Statistical Question

Discussion in 'Risk Management' started by Safetrading, Jan 11, 2011.

  1. That is not the issue. What you stated is a red hearing. Trading is all about probabilities. If someone has a sample of 1,000 trades and associated win rate, confidence intervals can be calculated for future win rate. This is all you need. Knowing the future has nothing to do with trading.
     
    #11     Jan 13, 2011
  2. heech

    heech

    If you have a 86.6% win rate on a 1:4 risk/reward setup... then obviously, you have positive expectancy on every trade you place. And that means, you should trade as frequently possible.

    Note: the markets are memory-less. No one is tracking the fact that you've won 4 in a row... the statistical probability of you winning the next trade remains exactly the same as if you've lost in a row.

    It's no different than if you were playing blackjack. Even if you've lost 100 hands in a row (or won 100 hands in a row), the statistical distribution for possible outcomes of your next hand remains exactly the same.

    So, again, *IF* (and that's a huge if) your numbers are correct... you should trade as frequently as possible.
     
    #12     Jan 13, 2011
  3. Unless there is a clear pattern in your trades i would not cherry pick them. Its possible youve found a small nitch for yourself. Trade it pure and see if it really holds.

    once you have a live set of statistically significant trades under the belt you can then try to improvise..

    my 2 cents
    -kcgoogler
     
    #13     Jan 13, 2011
  4. Good1

    Good1

    A 86.6% win rate on a 1:4 risk/reward over 100 trades does not necessarily indicate a positive expectancy.

    If he has positive expectancy, the statistical probability of him winning the next trade remains exactly whatever the numerical expression of the positive expectancy is.

    It depends on what kind of blackjack you are playing. If you are playing *basic strategy* and also effectively counting cards on a shoe less than 6 decks, then you have positive expectancy. Otherwise, you'll have X negative expectancy per hand. If you know how many decks you are dealing with, and you know how effective your counting method is (on top of basic strategy), you can put a numerical value on your positive expectancy. Your next hand in blackjack will have X positive expectancy for Y positive count. The higher the positive count, the higher the numerical expression of your positive expectancy. These numbers are always the same.

    That's true only if he has positive expectancy, which is still an unknown. If he doesn't know how to use math, then he can set up a model in a random environment and generate a million pseudo-trades with a 1:4 reward/risk ratio. It will generate a win% rate of, i'm guessing between 80%-90%. If it generates a win% ratio of 80%, then possibly at this point (100 trades) he has a 6.6% positive expectancy.
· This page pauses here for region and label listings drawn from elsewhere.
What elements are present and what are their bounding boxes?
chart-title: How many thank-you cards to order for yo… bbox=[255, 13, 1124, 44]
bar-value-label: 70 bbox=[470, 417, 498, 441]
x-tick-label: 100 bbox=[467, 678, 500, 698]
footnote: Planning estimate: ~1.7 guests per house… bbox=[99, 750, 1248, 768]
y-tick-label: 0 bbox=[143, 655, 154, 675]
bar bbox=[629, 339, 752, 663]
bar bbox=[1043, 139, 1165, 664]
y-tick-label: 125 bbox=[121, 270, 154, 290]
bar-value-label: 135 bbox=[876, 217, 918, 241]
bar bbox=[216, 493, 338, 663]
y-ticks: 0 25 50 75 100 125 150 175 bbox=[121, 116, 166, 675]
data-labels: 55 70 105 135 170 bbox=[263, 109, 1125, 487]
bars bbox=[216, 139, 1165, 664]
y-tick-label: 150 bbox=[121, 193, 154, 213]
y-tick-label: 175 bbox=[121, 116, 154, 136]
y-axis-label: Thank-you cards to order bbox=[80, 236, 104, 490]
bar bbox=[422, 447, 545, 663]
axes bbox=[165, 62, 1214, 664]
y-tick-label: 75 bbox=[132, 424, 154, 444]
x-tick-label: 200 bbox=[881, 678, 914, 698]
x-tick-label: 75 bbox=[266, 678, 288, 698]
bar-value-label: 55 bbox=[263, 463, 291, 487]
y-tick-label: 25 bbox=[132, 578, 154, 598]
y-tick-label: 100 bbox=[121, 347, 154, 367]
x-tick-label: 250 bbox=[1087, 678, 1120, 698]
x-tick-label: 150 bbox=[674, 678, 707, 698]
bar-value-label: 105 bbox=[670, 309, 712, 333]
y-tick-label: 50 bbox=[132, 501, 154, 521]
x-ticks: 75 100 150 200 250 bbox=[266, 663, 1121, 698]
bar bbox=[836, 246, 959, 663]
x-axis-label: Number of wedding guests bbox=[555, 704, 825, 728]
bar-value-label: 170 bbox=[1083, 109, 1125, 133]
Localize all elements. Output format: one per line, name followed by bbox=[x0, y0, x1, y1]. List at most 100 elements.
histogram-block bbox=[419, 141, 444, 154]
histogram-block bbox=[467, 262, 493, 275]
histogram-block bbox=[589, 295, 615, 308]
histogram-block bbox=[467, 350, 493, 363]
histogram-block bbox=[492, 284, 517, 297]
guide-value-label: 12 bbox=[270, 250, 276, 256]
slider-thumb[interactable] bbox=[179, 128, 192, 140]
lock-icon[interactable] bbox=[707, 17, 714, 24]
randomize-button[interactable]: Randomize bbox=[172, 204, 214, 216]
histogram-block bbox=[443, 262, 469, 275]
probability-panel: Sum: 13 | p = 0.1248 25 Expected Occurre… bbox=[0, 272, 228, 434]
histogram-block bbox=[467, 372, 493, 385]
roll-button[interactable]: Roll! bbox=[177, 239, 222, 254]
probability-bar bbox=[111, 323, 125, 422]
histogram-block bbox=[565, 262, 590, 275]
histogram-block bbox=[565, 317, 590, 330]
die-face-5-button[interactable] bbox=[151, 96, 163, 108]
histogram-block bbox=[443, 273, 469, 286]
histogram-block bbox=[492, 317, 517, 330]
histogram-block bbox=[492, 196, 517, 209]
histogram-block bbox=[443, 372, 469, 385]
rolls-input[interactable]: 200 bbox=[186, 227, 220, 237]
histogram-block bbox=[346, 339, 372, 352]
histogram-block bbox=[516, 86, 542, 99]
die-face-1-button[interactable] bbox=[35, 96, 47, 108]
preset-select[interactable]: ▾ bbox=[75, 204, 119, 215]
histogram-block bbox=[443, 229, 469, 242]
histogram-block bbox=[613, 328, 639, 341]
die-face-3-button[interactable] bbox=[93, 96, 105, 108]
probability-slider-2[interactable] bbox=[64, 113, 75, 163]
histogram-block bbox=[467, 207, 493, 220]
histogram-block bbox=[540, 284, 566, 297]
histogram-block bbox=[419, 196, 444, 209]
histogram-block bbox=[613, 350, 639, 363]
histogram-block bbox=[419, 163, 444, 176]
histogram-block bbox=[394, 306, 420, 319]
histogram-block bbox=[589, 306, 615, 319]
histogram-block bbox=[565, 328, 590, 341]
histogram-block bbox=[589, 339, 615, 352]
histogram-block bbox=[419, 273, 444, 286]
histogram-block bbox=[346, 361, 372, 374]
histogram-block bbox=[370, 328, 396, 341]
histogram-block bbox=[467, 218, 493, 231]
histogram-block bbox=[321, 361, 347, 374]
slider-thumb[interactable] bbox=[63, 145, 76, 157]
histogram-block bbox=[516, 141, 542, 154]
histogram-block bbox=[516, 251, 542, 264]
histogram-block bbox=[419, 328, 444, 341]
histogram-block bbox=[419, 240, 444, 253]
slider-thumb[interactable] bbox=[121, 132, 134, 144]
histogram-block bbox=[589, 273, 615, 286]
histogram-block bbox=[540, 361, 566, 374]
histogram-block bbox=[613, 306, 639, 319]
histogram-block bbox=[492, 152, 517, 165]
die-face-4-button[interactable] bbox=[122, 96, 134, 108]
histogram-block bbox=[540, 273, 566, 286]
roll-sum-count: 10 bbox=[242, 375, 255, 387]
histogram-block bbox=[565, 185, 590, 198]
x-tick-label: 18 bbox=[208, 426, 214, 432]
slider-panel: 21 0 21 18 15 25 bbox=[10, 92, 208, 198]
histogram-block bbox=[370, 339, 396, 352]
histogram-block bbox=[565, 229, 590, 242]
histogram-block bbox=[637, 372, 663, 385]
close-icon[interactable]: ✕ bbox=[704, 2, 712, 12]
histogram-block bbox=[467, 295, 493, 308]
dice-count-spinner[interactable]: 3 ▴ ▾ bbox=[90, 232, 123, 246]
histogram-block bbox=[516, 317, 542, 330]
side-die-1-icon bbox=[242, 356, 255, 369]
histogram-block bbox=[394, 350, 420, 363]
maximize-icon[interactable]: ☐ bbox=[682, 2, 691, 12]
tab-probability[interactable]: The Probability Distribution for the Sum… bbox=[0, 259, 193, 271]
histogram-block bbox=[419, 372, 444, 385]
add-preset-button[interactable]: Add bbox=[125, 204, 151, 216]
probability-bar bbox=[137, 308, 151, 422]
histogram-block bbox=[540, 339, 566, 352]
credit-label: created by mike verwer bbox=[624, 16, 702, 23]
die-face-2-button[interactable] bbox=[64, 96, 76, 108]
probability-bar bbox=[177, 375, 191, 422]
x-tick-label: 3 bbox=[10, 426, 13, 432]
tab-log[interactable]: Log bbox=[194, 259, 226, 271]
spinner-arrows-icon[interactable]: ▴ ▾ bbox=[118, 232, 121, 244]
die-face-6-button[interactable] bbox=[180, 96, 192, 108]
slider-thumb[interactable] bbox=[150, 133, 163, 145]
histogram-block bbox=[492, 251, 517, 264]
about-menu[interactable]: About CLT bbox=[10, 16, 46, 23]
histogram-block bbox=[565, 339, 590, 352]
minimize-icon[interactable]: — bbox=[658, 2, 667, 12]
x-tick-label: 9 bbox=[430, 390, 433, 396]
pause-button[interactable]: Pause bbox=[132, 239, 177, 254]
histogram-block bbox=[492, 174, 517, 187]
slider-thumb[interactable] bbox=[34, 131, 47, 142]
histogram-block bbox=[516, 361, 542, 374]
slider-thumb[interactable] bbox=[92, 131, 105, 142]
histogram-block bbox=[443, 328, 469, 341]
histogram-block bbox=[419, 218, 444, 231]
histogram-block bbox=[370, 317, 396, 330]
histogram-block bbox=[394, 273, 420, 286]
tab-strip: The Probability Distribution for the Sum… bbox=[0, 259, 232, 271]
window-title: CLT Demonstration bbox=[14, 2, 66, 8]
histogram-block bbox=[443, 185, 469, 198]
This means that for every $1,000 put at risk, he should be making $66 dollars. If he want's to make $200 a day, then he needs to risk 200/.066 = $3030. To find out how many trades he needs to make per day, he would calculate 3030/average-risk-per-trade. He would need to proceed cautiously because with only 100 trades, he could easily have variance of +- 6.6% that could vanish (go to zero) over a larger set of data.
     
    #14     Jan 24, 2011
  5. Chewy

    Chewy

    on 100 trades you win $86.60 and lose $4 * 13.4 = 56.6 net out $30

    your profit is $30 per 100 trades. for a profit of 30 cents per trade minus commissions and slippage & errors.

    You lose. commissions slippage and errors are more than 30 cents. Only the broker wins.